Bekal yang mereka bawa ke sawah merupakan hasil sumbangan dari Bu Ratna sebelum
berangkat ke tanah suci. Ada yang bilang bila sumbangan yang ia berikan terlalu
banyak, sehingga bekal perjalanannya kurang. Ada pula yang bilang bila kapal
yang dinaikinya karam.
***
Kapalnya
karam dihantam badai. Jemaah haji yang selamat dievakuasi ke Singapura oleh
pelaut yang melintas. Tragedi ini jadi tamparan keras bagi biro perjalanan haji
milik orang Belanda dan para calo haji. Bagaimana tidak, semangat menunaikan
rukun Islam yang kelima bagi masyarakat begitu besar setelah sebelumnya
diperketat oleh pemerintah Hindia Belanda.
Dahulu yang
lolos naik haji hanya kisaran 70 orang saja sekali perjalanan, kini mereka memperbolehkan
naik haji dengan syarat wajib memakai baju gamis putih atau pakaian khusus yang
menggambarkan seorang Haji dan Hajah. Mereka berhak menyandang gelar haji di
tengah masyarakat.
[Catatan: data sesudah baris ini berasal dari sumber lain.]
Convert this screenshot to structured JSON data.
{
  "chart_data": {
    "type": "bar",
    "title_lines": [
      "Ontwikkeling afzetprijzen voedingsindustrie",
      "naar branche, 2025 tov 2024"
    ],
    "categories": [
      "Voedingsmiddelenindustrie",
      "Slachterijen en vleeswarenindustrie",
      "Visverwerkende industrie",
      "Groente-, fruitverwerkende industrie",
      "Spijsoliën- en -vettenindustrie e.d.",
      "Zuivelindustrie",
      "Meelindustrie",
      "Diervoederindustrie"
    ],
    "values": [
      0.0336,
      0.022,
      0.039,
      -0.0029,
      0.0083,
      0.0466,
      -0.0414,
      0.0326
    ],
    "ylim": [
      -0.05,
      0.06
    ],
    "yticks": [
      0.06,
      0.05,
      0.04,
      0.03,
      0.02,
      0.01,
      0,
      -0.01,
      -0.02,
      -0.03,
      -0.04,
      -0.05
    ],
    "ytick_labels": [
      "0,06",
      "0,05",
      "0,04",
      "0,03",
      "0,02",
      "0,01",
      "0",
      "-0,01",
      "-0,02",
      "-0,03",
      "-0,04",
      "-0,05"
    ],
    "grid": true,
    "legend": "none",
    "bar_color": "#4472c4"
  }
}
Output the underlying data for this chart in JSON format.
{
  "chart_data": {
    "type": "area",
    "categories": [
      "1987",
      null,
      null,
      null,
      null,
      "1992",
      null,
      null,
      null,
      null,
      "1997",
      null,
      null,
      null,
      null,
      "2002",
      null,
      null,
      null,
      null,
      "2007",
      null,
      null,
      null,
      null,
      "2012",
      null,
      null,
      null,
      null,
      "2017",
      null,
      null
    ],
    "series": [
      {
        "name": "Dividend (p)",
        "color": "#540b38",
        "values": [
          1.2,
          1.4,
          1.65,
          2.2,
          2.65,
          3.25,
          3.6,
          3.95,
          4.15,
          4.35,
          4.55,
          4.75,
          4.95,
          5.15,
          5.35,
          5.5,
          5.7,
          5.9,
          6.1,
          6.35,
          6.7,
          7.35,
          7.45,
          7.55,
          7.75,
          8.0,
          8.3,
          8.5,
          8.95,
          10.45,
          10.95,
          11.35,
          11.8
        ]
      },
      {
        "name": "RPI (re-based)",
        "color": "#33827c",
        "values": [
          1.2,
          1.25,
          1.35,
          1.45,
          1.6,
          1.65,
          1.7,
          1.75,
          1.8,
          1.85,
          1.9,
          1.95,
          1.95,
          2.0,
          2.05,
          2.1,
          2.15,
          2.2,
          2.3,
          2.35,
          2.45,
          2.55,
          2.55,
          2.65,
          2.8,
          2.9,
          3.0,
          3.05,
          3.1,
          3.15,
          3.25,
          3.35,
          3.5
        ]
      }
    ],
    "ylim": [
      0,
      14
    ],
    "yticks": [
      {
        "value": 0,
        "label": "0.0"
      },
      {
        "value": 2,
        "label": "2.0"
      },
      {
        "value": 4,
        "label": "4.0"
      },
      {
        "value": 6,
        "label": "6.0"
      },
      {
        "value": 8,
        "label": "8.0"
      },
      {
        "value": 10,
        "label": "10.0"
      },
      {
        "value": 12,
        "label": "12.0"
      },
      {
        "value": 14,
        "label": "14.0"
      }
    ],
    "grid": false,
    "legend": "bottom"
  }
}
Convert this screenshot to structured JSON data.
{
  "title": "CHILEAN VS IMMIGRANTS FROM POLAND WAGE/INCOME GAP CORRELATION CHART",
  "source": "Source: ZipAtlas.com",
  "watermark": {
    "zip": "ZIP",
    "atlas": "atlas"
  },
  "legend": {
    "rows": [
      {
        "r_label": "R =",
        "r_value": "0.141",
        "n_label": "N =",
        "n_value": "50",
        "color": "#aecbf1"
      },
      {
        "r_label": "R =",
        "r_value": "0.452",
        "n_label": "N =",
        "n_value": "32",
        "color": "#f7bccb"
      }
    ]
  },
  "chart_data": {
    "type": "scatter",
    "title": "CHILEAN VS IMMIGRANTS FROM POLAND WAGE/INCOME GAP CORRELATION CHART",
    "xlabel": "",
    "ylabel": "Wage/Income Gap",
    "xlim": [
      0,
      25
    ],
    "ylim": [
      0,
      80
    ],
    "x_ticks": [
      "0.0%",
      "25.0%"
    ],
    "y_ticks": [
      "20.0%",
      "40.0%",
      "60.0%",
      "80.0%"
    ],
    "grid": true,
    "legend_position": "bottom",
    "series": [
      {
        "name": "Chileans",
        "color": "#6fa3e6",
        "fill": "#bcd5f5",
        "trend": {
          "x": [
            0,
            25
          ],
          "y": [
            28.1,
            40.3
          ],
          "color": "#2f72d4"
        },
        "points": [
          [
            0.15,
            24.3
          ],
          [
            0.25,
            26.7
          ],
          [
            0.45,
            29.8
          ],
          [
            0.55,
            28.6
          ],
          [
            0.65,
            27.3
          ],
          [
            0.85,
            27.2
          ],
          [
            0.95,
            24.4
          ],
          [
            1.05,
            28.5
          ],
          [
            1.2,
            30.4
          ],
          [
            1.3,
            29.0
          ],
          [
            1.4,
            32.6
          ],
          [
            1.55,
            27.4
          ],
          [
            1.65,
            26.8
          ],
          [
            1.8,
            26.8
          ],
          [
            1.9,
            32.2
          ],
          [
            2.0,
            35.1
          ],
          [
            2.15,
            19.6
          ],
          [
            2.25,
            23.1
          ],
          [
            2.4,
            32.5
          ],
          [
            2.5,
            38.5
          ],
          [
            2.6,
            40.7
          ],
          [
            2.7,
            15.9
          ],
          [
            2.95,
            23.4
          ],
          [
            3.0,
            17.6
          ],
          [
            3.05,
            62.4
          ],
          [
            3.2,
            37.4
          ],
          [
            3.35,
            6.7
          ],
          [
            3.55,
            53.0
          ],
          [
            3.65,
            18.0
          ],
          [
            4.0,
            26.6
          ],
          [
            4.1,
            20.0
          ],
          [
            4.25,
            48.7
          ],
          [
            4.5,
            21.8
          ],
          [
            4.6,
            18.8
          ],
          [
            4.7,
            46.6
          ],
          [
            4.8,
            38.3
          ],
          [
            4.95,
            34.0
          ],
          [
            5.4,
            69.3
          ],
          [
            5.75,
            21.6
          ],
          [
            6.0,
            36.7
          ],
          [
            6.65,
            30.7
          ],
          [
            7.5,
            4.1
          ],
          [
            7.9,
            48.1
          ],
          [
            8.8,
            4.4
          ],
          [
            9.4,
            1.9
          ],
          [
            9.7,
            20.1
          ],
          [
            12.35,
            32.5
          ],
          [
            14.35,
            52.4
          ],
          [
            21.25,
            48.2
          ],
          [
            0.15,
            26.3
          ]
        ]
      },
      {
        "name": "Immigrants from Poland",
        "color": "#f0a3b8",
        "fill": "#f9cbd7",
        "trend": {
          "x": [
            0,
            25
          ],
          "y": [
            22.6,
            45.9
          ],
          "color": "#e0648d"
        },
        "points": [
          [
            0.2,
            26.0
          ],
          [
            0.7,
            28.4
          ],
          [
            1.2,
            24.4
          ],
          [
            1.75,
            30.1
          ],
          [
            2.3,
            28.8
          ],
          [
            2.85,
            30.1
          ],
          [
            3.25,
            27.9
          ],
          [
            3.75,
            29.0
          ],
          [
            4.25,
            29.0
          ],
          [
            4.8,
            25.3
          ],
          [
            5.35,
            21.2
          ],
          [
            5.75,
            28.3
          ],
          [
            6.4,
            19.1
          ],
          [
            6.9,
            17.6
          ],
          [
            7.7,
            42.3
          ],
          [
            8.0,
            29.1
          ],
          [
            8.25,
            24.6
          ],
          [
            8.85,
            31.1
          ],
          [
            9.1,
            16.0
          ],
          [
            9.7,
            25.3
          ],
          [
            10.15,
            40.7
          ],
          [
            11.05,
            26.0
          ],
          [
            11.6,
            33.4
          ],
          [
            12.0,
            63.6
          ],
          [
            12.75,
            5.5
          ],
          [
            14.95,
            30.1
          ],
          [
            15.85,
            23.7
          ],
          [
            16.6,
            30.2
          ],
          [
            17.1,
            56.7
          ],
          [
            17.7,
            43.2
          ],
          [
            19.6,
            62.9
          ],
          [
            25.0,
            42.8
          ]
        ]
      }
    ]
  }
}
Tak ayal bila jumlah pendaftar membludak hingga ribuan orang
yang ingin mendaftar jadi Haji dan Hajah.
Sejatinya
orang-orang Belanda takut akan banyaknya pendaftar haji, namun atas saran
Snouck Hurgronje, para pemangku kepentingan jadi lega. Para pendaftar boleh
berangkat ke tanah suci asal tidak membawa pengaruh ke tengah masyarakat, toh
mereka juga suka dengan perputaran uang yang masuk ke kantong mereka. Maka para
oportunis memanfaatkan kelonggaran peraturan haji dengan membuka biro
perjalanan yang bekerja sama dengan "orang dalam" dari kolonial.
Sebelum ke
tanah suci, para jemaah menjalani tes di pos-pos penjagaan milik Belanda dan
Inggris. Dari daerah asal, Pulau Onrust, dan Singapura jadi tempat yang harus
dilalui. Birokrasi sengaja diperpanjang agar biaya semakin membengkak,
rata-rata peserta Hhaji kehabisan uang dan bekal di Singapura sehingga muncul
istilah "Haji Singapura" oleh masyarakat setempat. Mereka kembali ke
kampung halaman menyandang gelar itu meski belum sampai ke Mekah.
Mungkin itu
yang membuat Bu Ratna merasa galau dengan gelar yang diperolehnya. Kini dia
seorang hajah, tetapi belum pernah menginjakkan kaki di tanah suci. Mau
bagaimana lagi, takdir berkata lain. Impian menunaikan ibadah haji harus
berhenti di tengah jalan karena faktor alam dan birokrasi yang berbelit-belit.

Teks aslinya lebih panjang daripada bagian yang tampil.